Kids are interested, and teachers are given more diversity in the curriculum — they can work the food angle in science, reading and health classes, he says.
“That really changes kids’ perspectives on the traditional reading, writing, math, science, social studies,” Mr. Williams says. “If they can see that they are meeting writing standards through doing a response to their cooking activity that day, you know, that means something to them.”
But activities like the farm field trips are what Williams really likes.
“A student who may struggle with a textbook — sitting down and reading text and responding to text — may excel going into a place-based activity,” Williams says. “Whether it’s visiting a farm or going on some type of field trip and having a hands-on experience, and then being able to respond to that through writing.”
Working with local farmers helps build community, he says, although that food may be more expensive than the commodity food that some schools use.
The grant helped to buy at least 200 pounds of ground beef from Back Beyond Farm in Chelsea, which cost about a dollar more per pound than hamburger from an area distributor, Perry says. But Vermont apples are cheaper than apples from other states, she says.
The school has raised money for the program by hosting a winter farmers’ market.
I am honestly stunned that the Show-Me Institute pays for this quality of scholarship. Brodsky’s argumentation is not even coherent, nor is it based on any educated or thoroughly researched framework. Brodsky simply does not like the idea that school districts are re-evaluating their school lunches and consider the investment in better meat and produce to be worth it; indeed, she characterizes this expression of consumer preferences as protectionism! Nor does she compute the implicit benefits of better academic achievement or the economies of scale that are generated when the school invests in multi-use programs like these. And one would think Brodsky should know better: she is either a student or a graduate of a Masters program in economics at Loyola, which means at some point she’s been taught how to parse information and research at a graduate level.

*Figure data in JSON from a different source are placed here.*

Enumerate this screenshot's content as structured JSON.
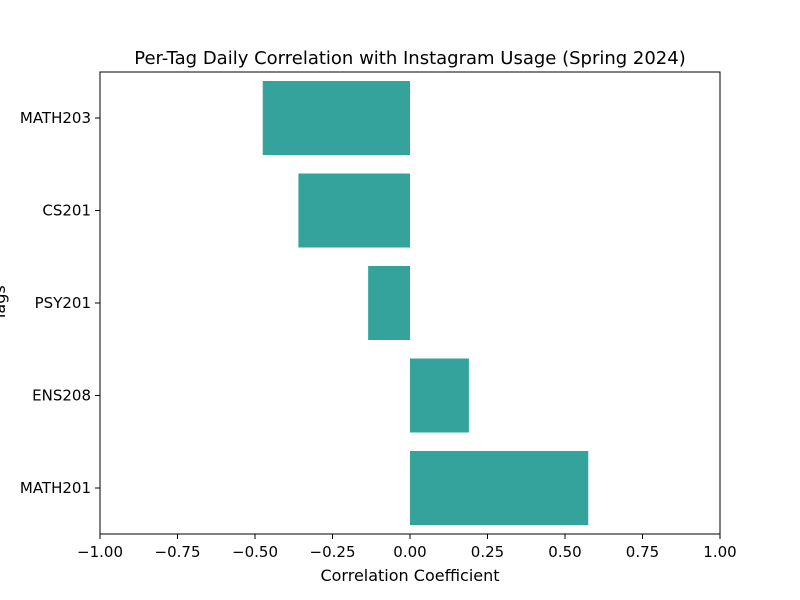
{
  "chart_data": {
    "type": "bar",
    "orientation": "horizontal",
    "title": "Per-Tag Daily Correlation with Instagram Usage (Spring 2024)",
    "xlabel": "Correlation Coefficient",
    "ylabel": "Tags",
    "xlim": [
      -1.0,
      1.0
    ],
    "x_ticks": [
      -1.0,
      -0.75,
      -0.5,
      -0.25,
      0.0,
      0.25,
      0.5,
      0.75,
      1.0
    ],
    "x_tick_labels": [
      "−1.00",
      "−0.75",
      "−0.50",
      "−0.25",
      "0.00",
      "0.25",
      "0.50",
      "0.75",
      "1.00"
    ],
    "categories": [
      "MATH203",
      "CS201",
      "PSY201",
      "ENS208",
      "MATH201"
    ],
    "values": [
      -0.475,
      -0.36,
      -0.135,
      0.19,
      0.575
    ],
    "bar_color": "#33a39b",
    "grid": false,
    "legend": "none"
  }
}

I want to specifically note that I don’t deny the infrastructural problems or the issues that face school districts looking at their cafeteria as a place where improvement is drastically needed. Sensible debate can be had over food policy, from agricultural subsidies to nutrition to the constraints that schools operate under. Indeed, I had a great discussion about subsidy policy yesterday with an engineer friend, Eric Lefevre. But Brodsky’s analysis and argumentation are poor and patronizing. Indeed, most of her posts cite articles that are selectively interpreted for her purposes because they draw the opposite conclusion.

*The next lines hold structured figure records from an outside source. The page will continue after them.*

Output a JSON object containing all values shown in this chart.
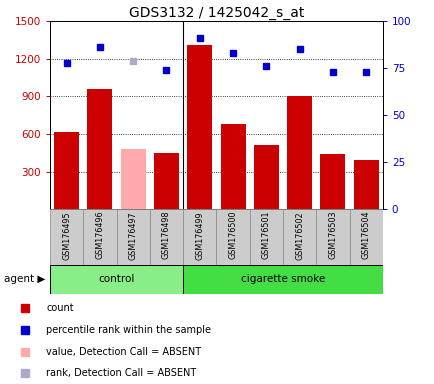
{
  "title": "GDS3132 / 1425042_s_at",
  "samples": [
    "GSM176495",
    "GSM176496",
    "GSM176497",
    "GSM176498",
    "GSM176499",
    "GSM176500",
    "GSM176501",
    "GSM176502",
    "GSM176503",
    "GSM176504"
  ],
  "bar_values": [
    620,
    960,
    480,
    450,
    1310,
    680,
    510,
    900,
    440,
    390
  ],
  "bar_absent": [
    false,
    false,
    true,
    false,
    false,
    false,
    false,
    false,
    false,
    false
  ],
  "percentile_values": [
    78,
    86,
    79,
    74,
    91,
    83,
    76,
    85,
    73,
    73
  ],
  "percentile_absent": [
    false,
    false,
    true,
    false,
    false,
    false,
    false,
    false,
    false,
    false
  ],
  "n_control": 4,
  "n_smoke": 6,
  "ylim_left": [
    0,
    1500
  ],
  "ylim_right": [
    0,
    100
  ],
  "yticks_left": [
    300,
    600,
    900,
    1200,
    1500
  ],
  "yticks_right": [
    0,
    25,
    50,
    75,
    100
  ],
  "grid_lines": [
    300,
    600,
    900,
    1200
  ],
  "bar_color_normal": "#cc0000",
  "bar_color_absent": "#ffaaaa",
  "dot_color_normal": "#0000cc",
  "dot_color_absent": "#aaaacc",
  "label_bg": "#cccccc",
  "control_bg": "#88ee88",
  "smoke_bg": "#44dd44",
  "agent_label": "agent",
  "control_label": "control",
  "smoke_label": "cigarette smoke",
  "legend_count": "count",
  "legend_percentile": "percentile rank within the sample",
  "legend_absent_value": "value, Detection Call = ABSENT",
  "legend_absent_rank": "rank, Detection Call = ABSENT"
}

I don’t mean to discourage readers from the rest of the Show-Me Institute’s writers. Dr. Haslag, a former professor of mine, has some very useful and worthwhile advocacy in support of switching from a state income tax to a state sales tax here. The coverage of the Northside trial by Audrey Spaulding is absolutely worth reading if you are interested in eminent domain and land use politics in this state. David Stokes covers the politics of contractor work in St. Louis (a fascinating and worthwhile read). But Brodsky’s advocacy is embarrassingly useless and I hope it doesn’t discourage people from thinking seriously about the benefits of feeding our children well.